LE MURALISME ET DIEGO RIVERA

En 1910 débute la révolution mexicaine, une guerre civile qui durera 10 ans et qui, deux millions de morts, cent ans après la guerre d’indépendance et environ cinquante après celle qui opposa le pays aux USA, définira la République que nous connaissons.

La Première Guerre Mondiale met quasiment le reste de la planète (Europe, Russie, Moyen Orient)  à feu et à sang entre 1914 et 1918. La sauvagerie règne pendant cette période, mais loin de l’abominable consommation en vie humaines qu’imposent à la fois la guerre intestine mexicaine et le premier conflit industriel mondial, les capitales européennes – notamment Paris au début du conflit mais aussi Barcelone – restent des havres de paix et de création.
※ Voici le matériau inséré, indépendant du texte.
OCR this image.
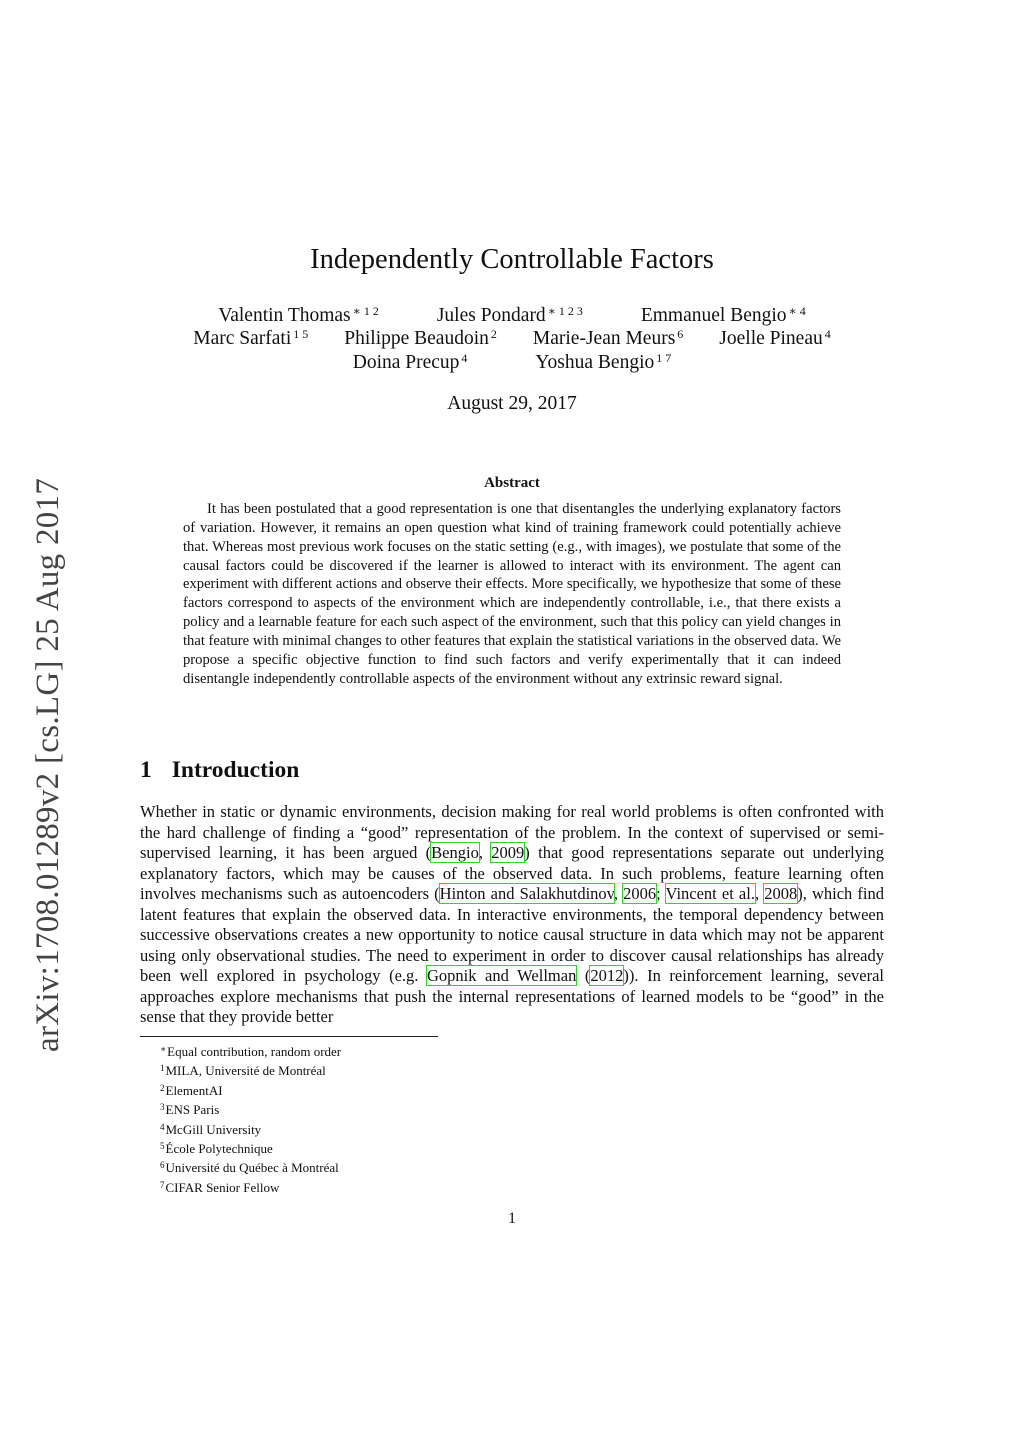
arXiv:1708.01289v2 [cs.LG] 25 Aug 2017
Independently Controllable Factors
Valentin Thomas $^{∗ 1 2}$	Jules Pondard $^{∗ 1 2 3}$	Emmanuel Bengio $^{∗ 4}$
Marc Sarfati $^{1 5}$ Philippe Beaudoin $^2$ Marie-Jean Meurs $^6$ Joelle Pineau $^4$
Doina Precup $^4$	Yoshua Bengio $^{1 7}$
August 29, 2017
Abstract

It has been postulated that a good representation is one that disentangles the underlying explanatory factors of variation. However, it remains an open question what kind of training framework could potentially achieve that. Whereas most previous work focuses on the static setting (e.g., with images), we postulate that some of the causal factors could be discovered if the learner is allowed to interact with its environment. The agent can experiment with different actions and observe their effects. More specifically, we hypothesize that some of these factors correspond to aspects of the environment which are independently controllable, i.e., that there exists a policy and a learnable feature for each such aspect of the environment, such that this policy can yield changes in that feature with minimal changes to other features that explain the statistical variations in the observed data. We propose a specific objective function to find such factors and verify experimentally that it can indeed disentangle independently controllable aspects of the environment without any extrinsic reward signal.

1 Introduction

Whether in static or dynamic environments, decision making for real world problems is often confronted with the hard challenge of finding a “good” representation of the problem. In the context of supervised or semi-supervised learning, it has been argued (Bengio, 2009) that good representations separate out underlying explanatory factors, which may be causes of the observed data. In such problems, feature learning often involves mechanisms such as autoencoders (Hinton and Salakhutdinov, 2006; Vincent et al., 2008), which find latent features that explain the observed data. In interactive environments, the temporal dependency between successive observations creates a new opportunity to notice causal structure in data which may not be apparent using only observational studies. The need to experiment in order to discover causal relationships has already been well explored in psychology (e.g. Gopnik and Wellman (2012)). In reinforcement learning, several approaches explore mechanisms that push the internal representations of learned models to be “good” in the sense that they provide better

∗Equal contribution, random order
$^1$MILA, Université de Montréal
$^2$ElementAI
$^3$ENS Paris
$^4$McGill University
$^5$École Polytechnique
$^6$Université du Québec à Montréal
$^7$CIFAR Senior Fellow
1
La ville-lumière est alors à la hauteur de sa réputation : elle héberge et inspire nombre d’artistes, dont Pablo Picasso et George Braque qui donnent avant-guerre naissance au cubisme, un mouvement pictural auquel s’associent entre autres Marcel Duchamp et Piet Mondrian.

 

cubistes 

La culture artistique dominante de l’époque est européenne et son influence s’étend au-delà de l’Atlantique ; nombre d’américains viendront y chercher la connaissance pour développer ensuite une identité propre. Au moment où Picasso termine ses Demoiselles d’Avigon (1907), Diego Rivera, un natif de Guanajuato, Mexique, étudie l’art à Madrid. Il a 22 ans et dira plus tard ‘je ne crois pas en Dieu, je crois en Picasso !’. A 24 ans, son diplôme en poche, il visite l’Europe et rentre au Mexique, brièvement, en 1910. Il y fait sa première exposition à l’école Beaux-Arts San Carlos de México, sous l’égide de l’épouse du président Porfirio Diaz, le 20 novembre – le jour du soulèvement révolutionnaire. Mme Diaz lui achète six tableaux, l’état mexicain sept : alors que la révolte s’étend et que le président fuit le pays, Rivera, financièrement à l’abri du besoin, succombe à l’appel de l’Europe et retourne s’y former. Il y passe deux ans confortables, soutenu dès 1911 par une bourse d’études octroyée par le nouveau gouvernement. Il résidera à partir de 1912 à Montparnasse où cette fois il connaitra comme nombre de ses pairs l’indigence prophétique que Paris réserve également aux artistes qu’elle a su attirer. Il se lie d’amitié avec Modigliani, et fréquente le cercle des artistes cubistes. Il n’oublie pas la révolution en marche dans son pays, comme en témoigne ‘Le Paysage Zapatiste’ (du nom d’Emiliano Zapata, responsable du soulèvement au Sud du pays).

 

PaysageZapatiste

En 1920, l’ambassadeur du Mexique à Paris lui demande de rentrer, non sans avoir visité l’Italie et étudié ses fresques de la Renaissance. En 1921, le ministre de l’éducation, José Vasconselos, implique Rivera dans son programme de peintures murales, ainsi que les artistes mexicains José Clemente Orozco, David Alfaro Siqueiros, Rufino Tamayo, l’américain Pablo O’Higgins et le français Jean Charlot. Dès Janvier 1922, il peint son premier ‘mural’ dans l’auditorium de l’Ecole Préparatoire de México un pistolet à la main pour se défendre des étudiants d’extrème droite ; à l’automne, il participe à la création du Syndicat Révolutionnaire des Travailleurs Techniques, des Peintres et des Sculpteurs et rejoint le Parti Communiste Mexicain à la fin de l’année (auquel adhère en ’27 son ami O’Higgins). L’art qu’ils veulent développer est délibérément réalisé comme un mouvement politique révolutionnaire et fait l’objet d’un manifeste: l’art se met au service du peuple et de ses revendications sociales.

Diego Rivera est à l’origine de la ‘Renaissance mexicaine’ ; il trouve son inspiration dans l’art précolombien et s’exprime dans un style direct, simple et vif, à vocation d’éducation, car il sait qu’il s’adresse à une population largement illettrée. ‘Les murs doivent être comme des livres’ et l’art doit mettre le peuple en valeur mais il doit être dynamique et orienté vers l’avenir. Rivera et ses camarades réussiront à imposer leur style engagé et novateur, créant par la même un courant nouveau, unique et typiquement mexicain : le muralisme – ou la fresque enfin laïque !

Rivera l’exportera aux USA et en Russie, au fil des années.